Assistive technologies such as handheld tablets and eye-tracking devices are increasingly helping give voice to individuals with paralysis and speech impediments who otherwise would not be able to communicate. Now, researchers are directly harnessing electrical brain activity to help these individuals.
In a study published Wednesday in the New England Journal of Medicine, researchers at the University of California, San Francisco, describe an approach that combines a brain-computer interface and machine learning models that allowed them to generate text from the electrical brain activity of a patient paralyzed because of a stroke.
Other brain-computer interfaces, which transform brain signals into commands, have used neural activity while individuals attempted handwriting movements to produce letters. In a departure from previous work, the new study taps into the speech production areas of the brain to generate entire words and sentences that show up on a screen.
This may be a more direct and effective way of producing speech and helping patients communicate than using a computer to spell out letters one by one, said David Moses, a UCSF postdoctoral researcher and first author of the paper.

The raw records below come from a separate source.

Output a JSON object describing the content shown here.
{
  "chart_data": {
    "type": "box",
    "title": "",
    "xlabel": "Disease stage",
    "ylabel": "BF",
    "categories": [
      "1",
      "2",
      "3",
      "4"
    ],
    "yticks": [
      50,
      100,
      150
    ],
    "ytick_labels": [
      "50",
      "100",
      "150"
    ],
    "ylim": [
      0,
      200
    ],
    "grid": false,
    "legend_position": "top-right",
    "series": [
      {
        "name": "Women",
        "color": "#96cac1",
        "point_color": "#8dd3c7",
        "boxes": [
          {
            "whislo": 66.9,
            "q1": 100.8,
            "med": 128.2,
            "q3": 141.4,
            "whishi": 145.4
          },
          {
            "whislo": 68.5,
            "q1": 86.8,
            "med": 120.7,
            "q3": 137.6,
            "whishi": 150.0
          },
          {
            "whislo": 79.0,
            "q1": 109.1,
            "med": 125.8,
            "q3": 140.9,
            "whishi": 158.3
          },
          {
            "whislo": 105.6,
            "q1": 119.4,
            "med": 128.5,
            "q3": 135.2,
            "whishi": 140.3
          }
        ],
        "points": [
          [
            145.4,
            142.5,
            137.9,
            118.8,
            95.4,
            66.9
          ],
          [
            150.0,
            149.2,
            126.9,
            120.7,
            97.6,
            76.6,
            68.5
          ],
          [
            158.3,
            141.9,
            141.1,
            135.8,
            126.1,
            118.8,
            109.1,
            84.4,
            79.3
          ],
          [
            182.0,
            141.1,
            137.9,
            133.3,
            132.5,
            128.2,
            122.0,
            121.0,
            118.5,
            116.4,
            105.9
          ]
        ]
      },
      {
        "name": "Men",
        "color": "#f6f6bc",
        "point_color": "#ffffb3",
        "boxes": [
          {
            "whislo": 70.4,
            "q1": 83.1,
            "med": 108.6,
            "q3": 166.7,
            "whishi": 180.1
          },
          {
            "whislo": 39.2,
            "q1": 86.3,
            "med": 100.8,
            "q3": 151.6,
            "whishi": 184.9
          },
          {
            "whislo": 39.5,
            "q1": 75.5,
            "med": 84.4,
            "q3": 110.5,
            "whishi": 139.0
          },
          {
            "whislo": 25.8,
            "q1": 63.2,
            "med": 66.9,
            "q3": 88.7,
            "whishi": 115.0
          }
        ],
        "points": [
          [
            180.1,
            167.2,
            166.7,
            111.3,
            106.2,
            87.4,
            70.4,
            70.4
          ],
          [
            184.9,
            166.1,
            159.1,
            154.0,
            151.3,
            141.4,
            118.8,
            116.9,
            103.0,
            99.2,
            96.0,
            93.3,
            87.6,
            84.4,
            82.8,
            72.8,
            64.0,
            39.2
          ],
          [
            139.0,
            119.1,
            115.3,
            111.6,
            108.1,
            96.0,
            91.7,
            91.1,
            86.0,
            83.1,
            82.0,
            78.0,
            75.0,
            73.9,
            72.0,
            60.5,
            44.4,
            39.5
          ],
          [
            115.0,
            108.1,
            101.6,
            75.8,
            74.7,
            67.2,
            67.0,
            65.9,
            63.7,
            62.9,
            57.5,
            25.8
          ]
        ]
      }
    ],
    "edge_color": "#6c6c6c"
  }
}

The study was conducted in a single 36-year-old patient with anarthria, a condition that renders people unable to articulate words because they lose control of muscles tied to speech, including in the larynx, lips, and tongue. The anarthria was brought on by a stroke more than 15 years ago that paralyzed the man.
The researchers implanted an array of electrodes in the patient’s brain, in the area that controls the vocal tracts, known as the sensorimotor cortex. They measured the electrical activity in the patient’s brain while he was trying to say a word and used a machine learning algorithm to then match brain signals with specific words. With this code, the scientists prompted the patient with sentences and asked him to read them, as though he were tying to say them out loud. The algorithm interpreted what the patient was trying to say with 75% accuracy.
Although the experiment was only conducted in one patient and only included asking the patient to try to say up to 50 words, the study shows that “the critical neural signals [for speech production] exist and that they can be leveraged for this application,” said Vikash Gilja, an associate professor at the University of California, San Diego, who was not involved in the study.
To Moses and his team, this study represents a proof of concept. “We started with a small vocabulary to prove in principle that this is possible,” he said, and it was. “Moving forward, if someone was trying to get brain surgery to get a device that could help them communicate, they would want to be able to express sentences made up of more than just those 50 words.”
STAT spoke with Moses to learn more about the development of the technology and how it could be applied in the future. This interview has been edited for length and clarity.
What problems were you seeking to address?
It’s kind of easy for us to take speech for granted. We have met people who are unable to speak because of paralysis, and it can be an extremely devastating condition for them to be in. It hadn’t been understood before if the brain signals that normally control the vocal tract can be recorded by an implanted neural device and translated into attempted speech.
Can you describe how the technology works? What information goes into it and how is that analyzed to produce words?
This is in no way mind reading; our system is able to generate words based on the person’s attempts to speak. While he’s trying to say the words that he’s presented [with], we record his brain activity, use machine learning models to detect subtle patterns, and understand how those patterns are associated with words. Then we use those models with a natural language model to decode actual sentences when he is trying to speak.
What’s the importance of including the natural language model?
You could imagine when you’re typing on your phone and it figures, “Oh, this might not be what you want to say,” that can be very helpful. Even with the results that we report, it’s imperfect. It helps to be able to use the language model and the structure of English to improve your predictions.
What was surprising to you about what you learned during this study?
One of the very pleasant surprises was that you were able to see these functional patterns of brain activity that have remained intact for someone who hasn’t spoken in over a decade. As long as someone [can imagine] producing the sounds of what their vocal tract would normally do, it’s possible for us to be able to record that activity and identify these patterns.
How did you feel when you realized that the system was in fact producing the words that the patient was trying to say?
My first thought was “OK, that’s just one sentence. It could have been a fluke.” But then when we saw that it was working sentence after sentence. It was extremely thrilling and rewarding. I know that the participant also felt this way, because you can tell from looking at him that he was getting very excited.
What are the next steps to improving the system?
We need to validate this in more than one person. And we want to know how far this technology can go. Can this, for example, be used to help someone who’s locked in completely — who only has eye movements and cannot move any other muscles. If we show that it can work reliably in people with that level of paralysis, then I think that that’s a strong indicator that this is really a viable approach.
How do you envision this technology being applied in the future?
The ultimate goal really for us is to completely restore speech to someone who’s lost it. That would mean any sound someone wants to make, the system is able to produce that sound for them by synthesizing their voice. You could even restore some personal aspects of the speech, such as intonation, pitch, and accent. It’s going to be a lot of effort and we have a lot of work to do, but I think this is a really strong start.